If you check out the EntriesFieldType, you'll see that it relies almost entirely on the logic in the BaseElementFieldType, and just updates the $elementType property, and overrides the getAddButtonLabel() method. So the input template variables defined in the base class are the ones that are used.

Now if you are defining a custom field type, you have this handy tool to create a modal. You can create an input template and make this call, and then implement getInputHtml() to pass the necessary variables and render the template.

Note: If you have never done this before, check out Craft's documentation on how to create your own custom field.

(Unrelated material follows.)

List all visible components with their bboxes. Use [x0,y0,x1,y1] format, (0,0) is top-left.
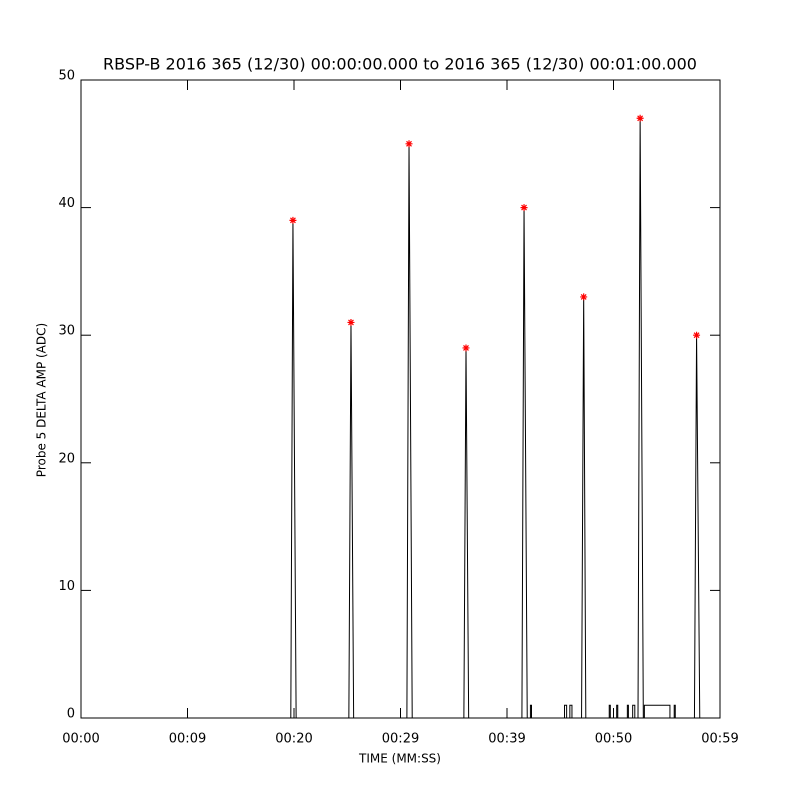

Let's say you want to create a custom field type that is similar to the Entries field type but you want it to have some additional functionality outside of what you get with the EntriesFieldType. No problem! Craft has made it really easy to do this. What you can do is create a field type like you would a normally, (follow the same naming conventions - PluginName_NameFieldType.php within a fieldtypes directory in your plugin), but instead of extending BaseFieldType, you can extend EntriesFieldType and get all of the functionality of the EntriesFieldType for free! Then you can override methods as you see fit in order to create your custom functionality.

For instance, lets say you want your entries select field to only be able to select fields from your Companies channel, you could override the inputSelectionCritieria() method and return

$criteria['id'] = $ids

Where $ids is an array of element ids.

Note: Criteria returned by this method and passed to elementSelect is not a CriteriaModel, but is an array with some pretty specific keys. For some more detailed documentation, check this out, and also check out the BaseElementFieldType implementation.

Extending the EntriesFieldType is really handy because you can rely on Craft for most of the logic. For instance, if you want your Entry select modal to be exactly the same as the default one, then you don't have to define your own input template. You can modify the input variables as you see fit by overriding methods and adding your own custom functionality, and then let the BaseElementFieldType render the modal itself.

This post has been focused on backend stuff for modals and field types, but it is also possible to extend the modal js for a more custom experience. Check out this stack post and Peter Tell's Many to Many plugin for a complete example.

The best tool to figuring out what is going on is inspecting the Craft core as well as other plugins. There isn't great documentation on how to do a lot of this stuff, so if you have more specific questions, please feel free to leave them here! I'd love to expand this answer to have more detailed explanations. Hopefully this can help get you started!